There is more information on buying from auctions here.
Look around carefully when visiting your intended supplier. The birds should be kept in clean, spacious conditions. Do they look healthy – alert and bright-eyed? Be wary if any chickens are hunched and miserable, as this is a sign of sickness.
The supplier should be happy to give advice, and to take back any birds that prove unhealthy after a few days. Be prepared to wait for a popular breed or hybrid to become available – short-cuts can lead to sickly chickens!
Keep the chickens’ transfer to their new home as calm as possible. Make sure they travel comfortably and don’t get overheated. Have everything ready, and shut them into their house for a few hours so they can settle down quietly (don’t forget to provide food and water).
9. How to care for your chickens
Let your chickens out each morning, give them food and water, and check they are all in good health.
Keep an eye on the drinker in very hot or freezing weather. A laying hen needs about 500ml a day. In the evening, collect eggs, clear away food and shut the chickens into their house – they don’t eat or drink when roosting.
Chickens go to roost at dusk. This could be mid-afternoon in winter or late at night in high summer. If you are unable to be at home to shut them into their house, it’s worth installing an automatic door closer to keep them safe from predators.
Clean out the coop at least once a week. Remove bedding and scrape out droppings. Put down fresh bedding. In fine weather give the house an occasional scrub with poultry disinfectant. When cleaning the house, check for any evidence of red mite (little heaps of grey dust around the ends of the perches and small grey or red mites hidden beneath them). This parasite can debilitate or kill chickens, so act quickly at the first sign of them. See How to Spot Red Mite for more guidance.
Green algae is poisonous to chickens, so keep the drinker clean – and give the feeder a regular wash too.
A small fixed run will also need frequent cleaning and maintenance. Shift moveable runs as often as necessary. Keep ensuring everything remains weather and predator-proof. Are there any signs of tunnelling or gnawing around the house or run? Deal with repairs quickly, before they become a problem.

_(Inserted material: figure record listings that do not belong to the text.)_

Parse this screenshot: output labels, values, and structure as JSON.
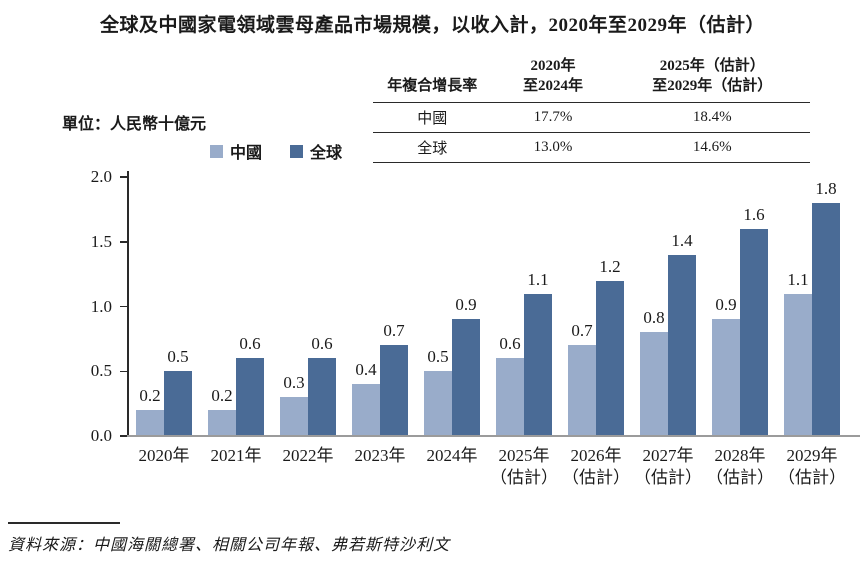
{
  "title": "全球及中國家電領域雲母產品市場規模，以收入計，2020年至2029年（估計）",
  "unit_label": "單位：人民幣十億元",
  "legend": {
    "china": "中國",
    "global": "全球"
  },
  "colors": {
    "china_bar": "#99ACCA",
    "global_bar": "#4A6B96",
    "axis": "#2a2a2a",
    "baseline": "#9b9b9b"
  },
  "cagr_table": {
    "header": {
      "col0": "年複合增長率",
      "col1_line1": "2020年",
      "col1_line2": "至2024年",
      "col2_line1": "2025年（估計）",
      "col2_line2": "至2029年（估計）"
    },
    "rows": [
      {
        "label": "中國",
        "v1": "17.7%",
        "v2": "18.4%"
      },
      {
        "label": "全球",
        "v1": "13.0%",
        "v2": "14.6%"
      }
    ]
  },
  "chart_data": {
    "type": "bar",
    "categories": [
      "2020年",
      "2021年",
      "2022年",
      "2023年",
      "2024年",
      "2025年",
      "2026年",
      "2027年",
      "2028年",
      "2029年"
    ],
    "x_tick_labels": [
      {
        "line1": "2020年",
        "line2": ""
      },
      {
        "line1": "2021年",
        "line2": ""
      },
      {
        "line1": "2022年",
        "line2": ""
      },
      {
        "line1": "2023年",
        "line2": ""
      },
      {
        "line1": "2024年",
        "line2": ""
      },
      {
        "line1": "2025年",
        "line2": "（估計）"
      },
      {
        "line1": "2026年",
        "line2": "（估計）"
      },
      {
        "line1": "2027年",
        "line2": "（估計）"
      },
      {
        "line1": "2028年",
        "line2": "（估計）"
      },
      {
        "line1": "2029年",
        "line2": "（估計）"
      }
    ],
    "series": [
      {
        "name": "中國",
        "color": "#99ACCA",
        "values": [
          0.2,
          0.2,
          0.3,
          0.4,
          0.5,
          0.6,
          0.7,
          0.8,
          0.9,
          1.1
        ]
      },
      {
        "name": "全球",
        "color": "#4A6B96",
        "values": [
          0.5,
          0.6,
          0.6,
          0.7,
          0.9,
          1.1,
          1.2,
          1.4,
          1.6,
          1.8
        ]
      }
    ],
    "title": "全球及中國家電領域雲母產品市場規模，以收入計，2020年至2029年（估計）",
    "xlabel": "",
    "ylabel": "單位：人民幣十億元",
    "ylim": [
      0,
      2.0
    ],
    "yticks": [
      "0.0",
      "0.5",
      "1.0",
      "1.5",
      "2.0"
    ],
    "grid": false,
    "legend_position": "top-left-above-plot",
    "value_labels": true
  },
  "source": "資料來源：中國海關總署、相關公司年報、弗若斯特沙利文"
}
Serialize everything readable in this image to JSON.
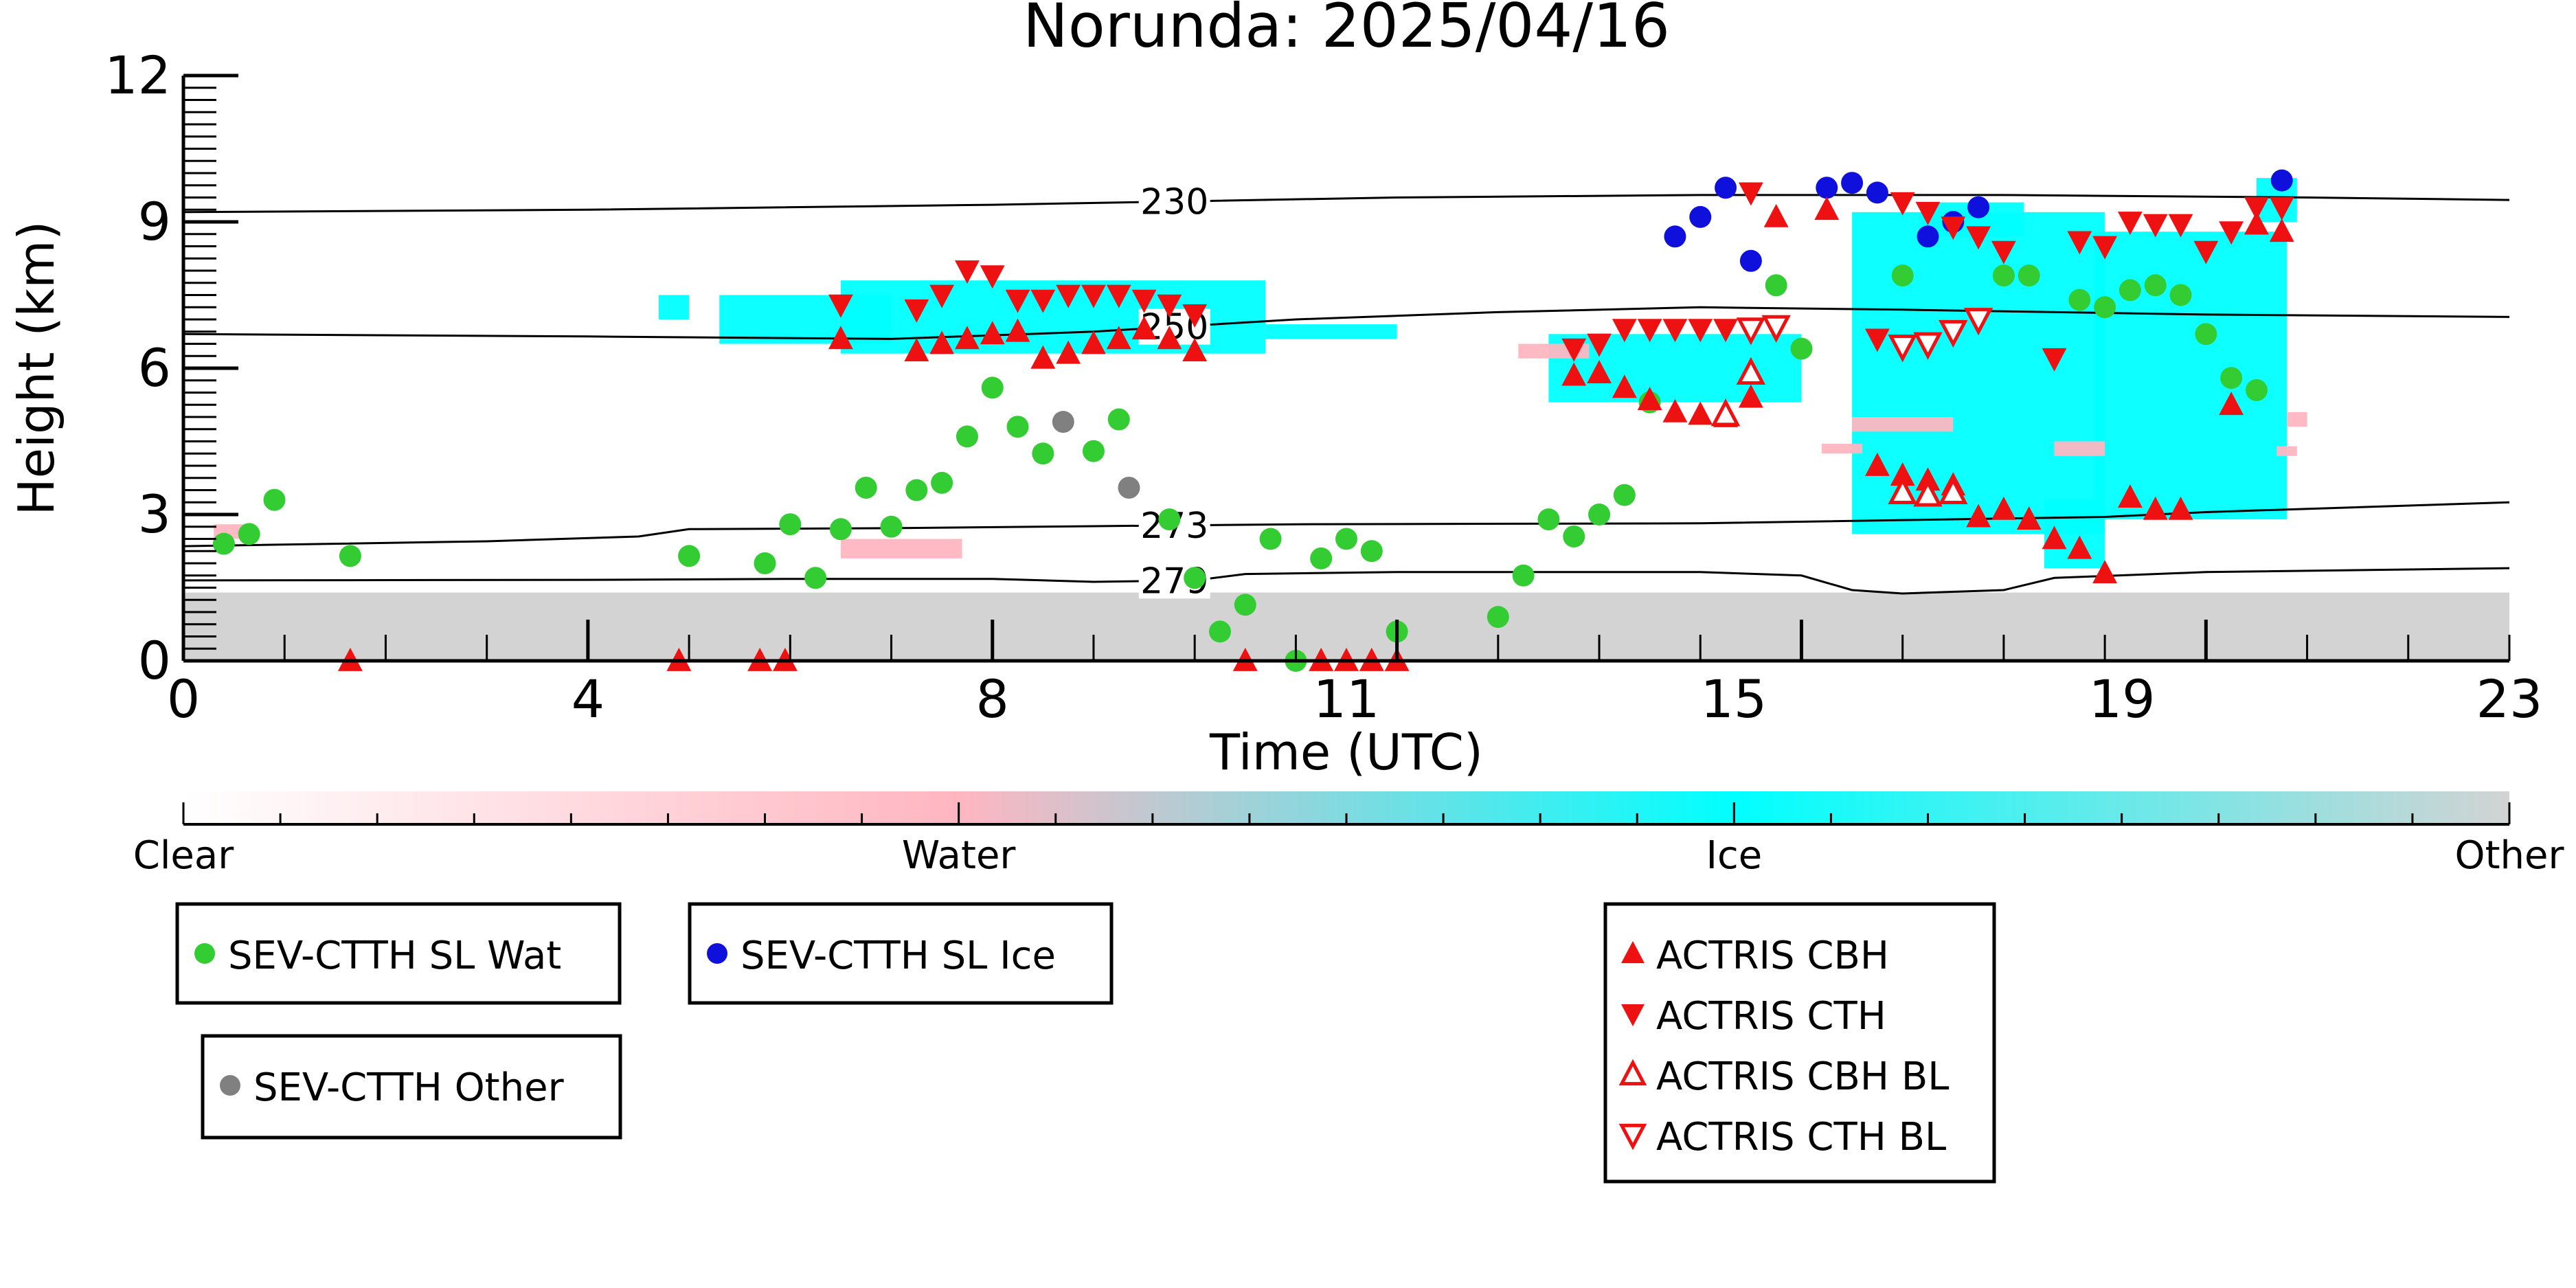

It’s important to establish a worming regime. (Flubenvet has no egg withdrawal period if given according to the instructions) and to frequently check that every bird is healthy and free from parasites. Chickens are good at hiding illness, so it’s up to the owner to keep an eye on them. Get to know your chickens so you will quickly notice if anything is wrong.
10. Waiting for eggs
If your new chickens aren’t laying, don’t despair! Hens are usually sold at ‘point-of-lay,’ which means they are roughly the right age to produce eggs – but it depends on the time of year and when they were hatched. Pure-breeds are unlikely to start laying in winter, so if you buy young hens in autumn it may be early spring before you see an egg.
Some young Point of Lay hens
Your hens will give you eggs for about a year, then stop while they go through their first annual moult. Egg-laying starts again when they have re-feathered, although pure-breeds usually moult in autumn and some may not lay again until the following spring.
A hen’s first eggs are small, and there may be oddities until her system settles down. Once she is into her laying stride, eggs become larger and more regular until she moults. When she starts laying again, the eggs are usually a little larger than before.
This overview of chicken-keeping is designed to help you get started on this fascinating hobby. There is a wealth of information available, both on-line and in print. The more you learn – the more you will want to know!